Here's how you can modify your code to read the Excel file directly from the blobstore:

Solution:

You can use the BlobReader to read the file content into a byte object and then pass that byte object to xlrd.open_workbook().

Here’s an updated version of your code:

import xlrd
from google.appengine.api import blobstore

def read_excel_from_blob(blob_key):
    try:
        # Open the blob from the blobstore
        blob_reader = blobstore.BlobReader(blob_key)
        
        # Read the file content into a byte string
        file_contents = blob_reader.read()
        
        # Now pass the byte string to xlrd to open the Excel file
        book = xlrd.open_workbook(file_contents=file_contents)
        
        # Read the first sheet
        first_sheet = book.sheet_by_index(0)
        
        # Example: Get the first row values
        row_values = first_sheet.row_values(0)
        
        # Example: Get the value of a specific cell
        cell_value = first_sheet.cell(0, 0).value
        
        # Return or process the data
        return {
            'row_values': row_values,
            'cell_value': cell_value
        }
    except Exception as e:
        # Handle any errors
        return {'error': str(e)}

# Example usage
blob_key = "your_blob_key_here"
result = read_excel_from_blob(blob_key)
print(result)

Key Changes:

  1. Reading the Blob Content: blob_reader.read() reads the entire content of the blob and returns it as a byte string. This is what xlrd.open_workbook() expects.

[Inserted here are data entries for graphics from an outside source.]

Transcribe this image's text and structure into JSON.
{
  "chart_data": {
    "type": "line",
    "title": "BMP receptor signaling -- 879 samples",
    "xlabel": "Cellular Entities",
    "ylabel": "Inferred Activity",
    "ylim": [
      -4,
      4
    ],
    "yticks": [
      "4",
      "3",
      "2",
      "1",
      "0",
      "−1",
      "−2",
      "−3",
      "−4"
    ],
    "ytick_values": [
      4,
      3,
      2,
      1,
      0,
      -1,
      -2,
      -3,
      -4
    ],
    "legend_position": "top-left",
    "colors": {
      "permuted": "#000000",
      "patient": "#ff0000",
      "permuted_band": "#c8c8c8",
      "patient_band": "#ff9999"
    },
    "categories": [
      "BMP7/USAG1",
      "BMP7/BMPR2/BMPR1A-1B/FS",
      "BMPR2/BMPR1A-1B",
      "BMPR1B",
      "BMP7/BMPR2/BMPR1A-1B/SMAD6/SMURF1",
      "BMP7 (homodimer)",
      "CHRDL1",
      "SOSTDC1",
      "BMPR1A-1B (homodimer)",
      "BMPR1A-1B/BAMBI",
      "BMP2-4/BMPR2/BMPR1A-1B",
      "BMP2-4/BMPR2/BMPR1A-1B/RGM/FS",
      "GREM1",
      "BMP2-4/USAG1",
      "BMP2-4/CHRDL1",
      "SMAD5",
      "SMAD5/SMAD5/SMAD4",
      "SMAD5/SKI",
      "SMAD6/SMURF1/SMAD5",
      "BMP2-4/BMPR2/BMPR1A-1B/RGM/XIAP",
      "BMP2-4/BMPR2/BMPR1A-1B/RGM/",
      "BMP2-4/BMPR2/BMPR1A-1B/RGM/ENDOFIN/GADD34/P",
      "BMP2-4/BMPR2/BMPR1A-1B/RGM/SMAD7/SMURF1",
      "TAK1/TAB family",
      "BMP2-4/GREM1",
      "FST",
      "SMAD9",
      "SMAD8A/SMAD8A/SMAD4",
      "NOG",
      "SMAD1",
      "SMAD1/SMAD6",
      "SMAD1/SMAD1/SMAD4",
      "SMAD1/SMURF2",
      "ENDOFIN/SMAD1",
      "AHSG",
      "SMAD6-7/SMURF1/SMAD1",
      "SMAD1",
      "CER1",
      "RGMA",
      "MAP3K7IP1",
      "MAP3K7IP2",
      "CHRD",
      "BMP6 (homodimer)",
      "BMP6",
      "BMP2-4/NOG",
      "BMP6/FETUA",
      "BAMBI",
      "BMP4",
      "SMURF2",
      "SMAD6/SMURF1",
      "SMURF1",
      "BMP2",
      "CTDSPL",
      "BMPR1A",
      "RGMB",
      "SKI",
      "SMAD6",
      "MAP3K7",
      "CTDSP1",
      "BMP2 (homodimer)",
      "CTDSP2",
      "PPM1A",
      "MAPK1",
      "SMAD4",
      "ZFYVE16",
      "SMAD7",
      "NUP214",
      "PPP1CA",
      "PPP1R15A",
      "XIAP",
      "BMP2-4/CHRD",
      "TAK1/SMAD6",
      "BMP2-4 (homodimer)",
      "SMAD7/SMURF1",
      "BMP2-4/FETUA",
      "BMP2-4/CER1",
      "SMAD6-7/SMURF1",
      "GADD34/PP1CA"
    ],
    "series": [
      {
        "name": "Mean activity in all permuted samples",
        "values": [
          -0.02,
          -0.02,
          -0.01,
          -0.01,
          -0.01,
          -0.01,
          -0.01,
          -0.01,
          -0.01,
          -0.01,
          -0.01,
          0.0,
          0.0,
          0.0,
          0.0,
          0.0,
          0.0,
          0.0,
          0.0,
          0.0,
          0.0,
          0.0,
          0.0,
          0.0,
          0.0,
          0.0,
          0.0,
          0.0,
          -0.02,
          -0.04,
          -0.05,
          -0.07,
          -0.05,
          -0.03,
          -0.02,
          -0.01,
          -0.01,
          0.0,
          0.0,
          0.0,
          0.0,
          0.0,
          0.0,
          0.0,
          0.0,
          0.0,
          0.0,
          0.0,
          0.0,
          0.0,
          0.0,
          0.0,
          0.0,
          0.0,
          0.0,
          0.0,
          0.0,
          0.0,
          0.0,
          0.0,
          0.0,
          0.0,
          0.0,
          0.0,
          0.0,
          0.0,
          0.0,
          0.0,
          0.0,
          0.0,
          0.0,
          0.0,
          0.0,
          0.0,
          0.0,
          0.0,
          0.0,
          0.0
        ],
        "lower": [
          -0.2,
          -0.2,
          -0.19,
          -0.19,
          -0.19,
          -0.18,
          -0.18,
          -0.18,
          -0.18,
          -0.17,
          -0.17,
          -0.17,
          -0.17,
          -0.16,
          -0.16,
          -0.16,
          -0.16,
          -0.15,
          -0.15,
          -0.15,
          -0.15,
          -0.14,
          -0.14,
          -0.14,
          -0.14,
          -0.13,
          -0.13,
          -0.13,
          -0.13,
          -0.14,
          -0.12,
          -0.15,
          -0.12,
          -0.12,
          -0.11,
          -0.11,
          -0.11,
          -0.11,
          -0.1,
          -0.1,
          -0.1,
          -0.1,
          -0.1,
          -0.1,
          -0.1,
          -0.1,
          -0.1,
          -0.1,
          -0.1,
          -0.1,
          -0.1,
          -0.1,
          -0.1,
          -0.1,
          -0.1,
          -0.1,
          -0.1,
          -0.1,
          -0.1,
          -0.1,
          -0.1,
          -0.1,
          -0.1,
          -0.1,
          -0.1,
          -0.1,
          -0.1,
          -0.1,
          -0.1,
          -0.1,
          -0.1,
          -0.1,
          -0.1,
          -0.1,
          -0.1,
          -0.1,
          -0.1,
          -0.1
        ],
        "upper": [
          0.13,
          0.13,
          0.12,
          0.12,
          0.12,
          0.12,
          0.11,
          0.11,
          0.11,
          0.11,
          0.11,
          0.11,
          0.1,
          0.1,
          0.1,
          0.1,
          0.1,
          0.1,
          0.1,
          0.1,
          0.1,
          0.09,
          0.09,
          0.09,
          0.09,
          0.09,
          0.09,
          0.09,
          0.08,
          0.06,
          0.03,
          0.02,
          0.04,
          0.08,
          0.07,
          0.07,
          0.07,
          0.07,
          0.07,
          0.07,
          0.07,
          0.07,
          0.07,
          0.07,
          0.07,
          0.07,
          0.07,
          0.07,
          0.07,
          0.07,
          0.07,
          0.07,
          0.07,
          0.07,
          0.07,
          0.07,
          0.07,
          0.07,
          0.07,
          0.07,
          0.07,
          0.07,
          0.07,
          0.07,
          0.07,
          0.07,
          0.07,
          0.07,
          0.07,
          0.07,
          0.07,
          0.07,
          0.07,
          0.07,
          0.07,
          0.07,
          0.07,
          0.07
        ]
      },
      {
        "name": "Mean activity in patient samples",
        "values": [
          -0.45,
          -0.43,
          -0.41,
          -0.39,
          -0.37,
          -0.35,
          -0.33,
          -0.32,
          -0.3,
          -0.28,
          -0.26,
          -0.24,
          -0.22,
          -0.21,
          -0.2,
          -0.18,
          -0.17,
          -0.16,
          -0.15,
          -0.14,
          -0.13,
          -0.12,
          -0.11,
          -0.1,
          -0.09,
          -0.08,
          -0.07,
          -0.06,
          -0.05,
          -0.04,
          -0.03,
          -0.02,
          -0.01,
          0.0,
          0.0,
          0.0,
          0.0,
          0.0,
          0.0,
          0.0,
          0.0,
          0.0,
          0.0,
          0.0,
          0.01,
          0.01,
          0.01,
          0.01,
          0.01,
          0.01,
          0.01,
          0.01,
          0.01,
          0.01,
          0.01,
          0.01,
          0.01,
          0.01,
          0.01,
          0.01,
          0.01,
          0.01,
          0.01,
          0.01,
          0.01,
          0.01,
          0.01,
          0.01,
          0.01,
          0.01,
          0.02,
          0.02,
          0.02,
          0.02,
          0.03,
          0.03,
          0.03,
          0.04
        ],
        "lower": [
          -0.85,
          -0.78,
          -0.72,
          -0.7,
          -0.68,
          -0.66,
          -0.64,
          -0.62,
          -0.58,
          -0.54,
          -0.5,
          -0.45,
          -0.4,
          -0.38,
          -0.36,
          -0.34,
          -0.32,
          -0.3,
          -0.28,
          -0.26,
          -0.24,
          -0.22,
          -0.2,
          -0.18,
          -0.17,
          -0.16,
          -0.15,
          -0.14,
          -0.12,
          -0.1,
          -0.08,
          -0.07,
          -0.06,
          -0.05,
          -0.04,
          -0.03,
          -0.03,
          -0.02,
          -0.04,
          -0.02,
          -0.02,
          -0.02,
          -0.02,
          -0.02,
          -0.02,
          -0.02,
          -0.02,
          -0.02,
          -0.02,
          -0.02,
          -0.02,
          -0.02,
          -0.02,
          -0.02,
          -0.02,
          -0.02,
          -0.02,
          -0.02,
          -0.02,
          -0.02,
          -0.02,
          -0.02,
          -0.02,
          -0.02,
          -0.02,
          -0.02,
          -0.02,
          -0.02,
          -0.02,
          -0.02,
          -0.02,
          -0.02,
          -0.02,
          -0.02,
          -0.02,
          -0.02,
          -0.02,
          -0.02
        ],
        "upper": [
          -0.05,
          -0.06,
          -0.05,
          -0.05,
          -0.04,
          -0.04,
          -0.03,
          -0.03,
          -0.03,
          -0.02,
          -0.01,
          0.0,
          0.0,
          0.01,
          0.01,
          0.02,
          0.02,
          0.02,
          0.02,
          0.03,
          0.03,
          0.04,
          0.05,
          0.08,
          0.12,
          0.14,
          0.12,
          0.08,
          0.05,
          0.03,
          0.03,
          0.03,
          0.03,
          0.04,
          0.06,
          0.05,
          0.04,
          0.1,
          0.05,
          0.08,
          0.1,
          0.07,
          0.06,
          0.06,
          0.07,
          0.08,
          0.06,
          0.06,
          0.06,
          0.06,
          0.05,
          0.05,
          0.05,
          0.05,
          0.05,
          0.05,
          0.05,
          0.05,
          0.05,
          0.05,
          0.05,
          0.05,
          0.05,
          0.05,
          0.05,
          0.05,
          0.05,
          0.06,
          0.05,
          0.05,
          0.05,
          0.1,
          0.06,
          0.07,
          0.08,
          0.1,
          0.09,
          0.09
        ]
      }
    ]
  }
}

  2. Passing the Byte String to xlrd.open_workbook(): Instead of passing a BlobReader or BlobIterator, you pass the byte string obtained from blob_reader.read() to xlrd.open_workbook().

Explanation:

  • BlobReader(blob_key) opens the blob with the given key.
  • blob_reader.read() reads the entire file content as bytes, which is the format that xlrd expects when using file_contents.
  • xlrd.open_workbook(file_contents=file_contents) opens the Excel file directly from the byte content.
  • You can then interact with the Excel file, just as you would with a local file.

Potential Issues to Keep in Mind:

  1. File Size: Ensure that the file size is manageable, as read() will load the entire content into memory. For very large files, you may need a more memory-efficient approach.

  2. Error Handling: Ensure proper error handling if the file format is incorrect or the file cannot be read, as Excel files can sometimes be corrupted or improperly formatted.

With this approach, you should be able to read Excel files from the Google App Engine Blobstore without any issues.